Il y a des jours où se réveiller n'est pas si compliqué, où la vie est heureuse et le sourire aisé. Il y a des jours où la couette glisse simplement contre les reins et l'on regarde, les yeux encore endormis, la personne avec qui on a passé la nuit, avec qui on sait que l'on veut en passer beaucoup d'autres. On passe une main ensommeillée dans les cheveux et la douche nous aspire pour nous secouer un peu. L'eau fraîche ruisselle sur ma peau, excitant chacun de mes pores, me permettant de quitter Morphée. Son étreinte se desserre doucement. Je ferme l'eau et noue négligemment une serviette autour de ma taille. J'aime l'odeur qui règne dans l'appartement alors que je viens d'utiliser mes gels douches et shampoings. Odeur de mer, odeur de pins, odeur d'homme... Je la respire avec avidité avant de rejoindre le bel endormi. Il gît toujours, sans doute entre rêve et réalité. Je l'entend grogner quelque chose que je ne comprend qu'à peine.

C'est à peine s'il réagit quand je m'habille. Costard cravate pour le boulot, ça n'a jamais été mon truc, surtout en temps de crise. On n'est jamais à l'abris d'être attaqué. On n'est jamais à l'abris de s'étouffer avec sa cravate quand on tente de jouer avec un humain noir ou un membre de Croix par exemple. Aussi costard, oui, mais laissons la cravate tranquille, et d'ailleurs laissons une bonne partie de ces apparences tranquille. J'attrape donc une chemise d'un bleu ciel que j'ai passée sur un débardeur blanc (il fait un peu frisquet). Le costume est quant à lui d'un bleu plus foncé, plus royal, presque marine. Les boutons du col ne sont pas refermés, les manchettes ne sont pas accrochées et un manteau army vient compléter la tenue qui me permet d'affronter l'air frais. J'embrasse Edwin et ne reçoit qu'un grognement endormi. Je crois qu'il ne travaille pas ce matin.

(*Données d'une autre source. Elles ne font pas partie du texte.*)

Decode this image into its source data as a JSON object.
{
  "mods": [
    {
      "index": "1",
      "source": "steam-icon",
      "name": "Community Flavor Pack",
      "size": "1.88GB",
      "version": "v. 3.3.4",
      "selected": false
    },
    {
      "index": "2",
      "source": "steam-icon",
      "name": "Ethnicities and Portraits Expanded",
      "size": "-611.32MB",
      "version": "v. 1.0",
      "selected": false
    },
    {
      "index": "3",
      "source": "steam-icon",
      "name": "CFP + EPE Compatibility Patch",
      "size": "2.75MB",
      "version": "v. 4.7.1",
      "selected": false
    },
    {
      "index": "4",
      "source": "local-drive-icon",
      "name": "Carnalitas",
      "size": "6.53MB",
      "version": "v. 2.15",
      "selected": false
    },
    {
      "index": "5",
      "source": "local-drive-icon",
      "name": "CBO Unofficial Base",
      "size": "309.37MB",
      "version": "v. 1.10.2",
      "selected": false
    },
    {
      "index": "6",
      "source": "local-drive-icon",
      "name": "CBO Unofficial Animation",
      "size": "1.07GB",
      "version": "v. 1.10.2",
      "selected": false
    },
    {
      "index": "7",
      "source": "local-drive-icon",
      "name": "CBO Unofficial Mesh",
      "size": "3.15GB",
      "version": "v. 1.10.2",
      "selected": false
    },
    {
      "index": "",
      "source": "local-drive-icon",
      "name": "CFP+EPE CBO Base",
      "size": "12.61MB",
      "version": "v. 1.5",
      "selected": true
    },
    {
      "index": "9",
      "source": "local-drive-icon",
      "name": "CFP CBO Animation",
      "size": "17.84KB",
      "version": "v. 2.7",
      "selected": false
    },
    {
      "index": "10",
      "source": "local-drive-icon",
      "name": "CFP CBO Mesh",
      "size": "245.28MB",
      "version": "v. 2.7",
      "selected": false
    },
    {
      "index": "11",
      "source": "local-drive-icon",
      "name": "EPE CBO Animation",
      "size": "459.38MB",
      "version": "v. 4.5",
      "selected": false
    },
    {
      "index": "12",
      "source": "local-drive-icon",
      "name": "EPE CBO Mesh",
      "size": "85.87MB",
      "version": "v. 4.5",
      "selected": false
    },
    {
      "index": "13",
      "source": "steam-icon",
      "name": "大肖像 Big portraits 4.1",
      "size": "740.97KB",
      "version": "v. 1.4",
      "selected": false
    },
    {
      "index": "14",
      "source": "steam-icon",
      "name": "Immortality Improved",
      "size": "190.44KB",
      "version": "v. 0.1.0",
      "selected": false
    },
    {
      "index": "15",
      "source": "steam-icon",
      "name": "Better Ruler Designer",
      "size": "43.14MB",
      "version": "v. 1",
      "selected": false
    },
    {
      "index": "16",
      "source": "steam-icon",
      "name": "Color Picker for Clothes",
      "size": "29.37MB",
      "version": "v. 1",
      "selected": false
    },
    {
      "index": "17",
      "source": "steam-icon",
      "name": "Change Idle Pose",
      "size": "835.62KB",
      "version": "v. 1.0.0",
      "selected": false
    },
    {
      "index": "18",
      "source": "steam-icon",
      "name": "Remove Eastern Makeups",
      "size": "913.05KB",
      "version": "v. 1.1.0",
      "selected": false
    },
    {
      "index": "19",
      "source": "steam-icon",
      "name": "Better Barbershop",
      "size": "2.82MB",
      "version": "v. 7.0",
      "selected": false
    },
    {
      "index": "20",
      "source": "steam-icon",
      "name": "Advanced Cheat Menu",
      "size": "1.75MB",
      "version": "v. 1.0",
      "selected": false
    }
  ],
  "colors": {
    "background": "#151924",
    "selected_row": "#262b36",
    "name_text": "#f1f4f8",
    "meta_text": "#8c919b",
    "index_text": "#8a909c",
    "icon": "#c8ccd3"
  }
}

Londres m'aspire. Il fait encore nuit mais le monde est déjà bien réveillé. 7h du matin et c'est déjà tout un capharnaüm humain qui se balade dans tous les sens les yeux rivés droit devant. Je me fond dans la foule, fait communion avec elle et perd mon individualité. Elle a ses remous et ses peines, ses vaguelettes de joie, son insupportable naïveté entêtante. Je la laisse me conduire, je la laisse nous conduire. Ce matin est semblable à tant d'autres, il respire la normalité. Le vent me remue et me soulage, il me rend à moi même et je redeviens un seul, un être qui se sépare de la masse bouillonnante. Et Orpheo m'accueille à bras ouverts. Le temps au boulot passe vite, toujours. Il y a tant de choses à régler, surtout en ce moment. Les menaces pleuvent, un désespoir muet agite nos entrailles effrayées. Nous avons laisser trop longtemps Dorian Cross être maître de la situation, il est temps que cela change. Mais il n'y a ici qu'une bande de bureaucrates qui ne comprennent ni le sens du mot agir, ni celui de prudence. Ils allient alors la stupidité d'une attaque frontale à l'horrible attente de l'inaction.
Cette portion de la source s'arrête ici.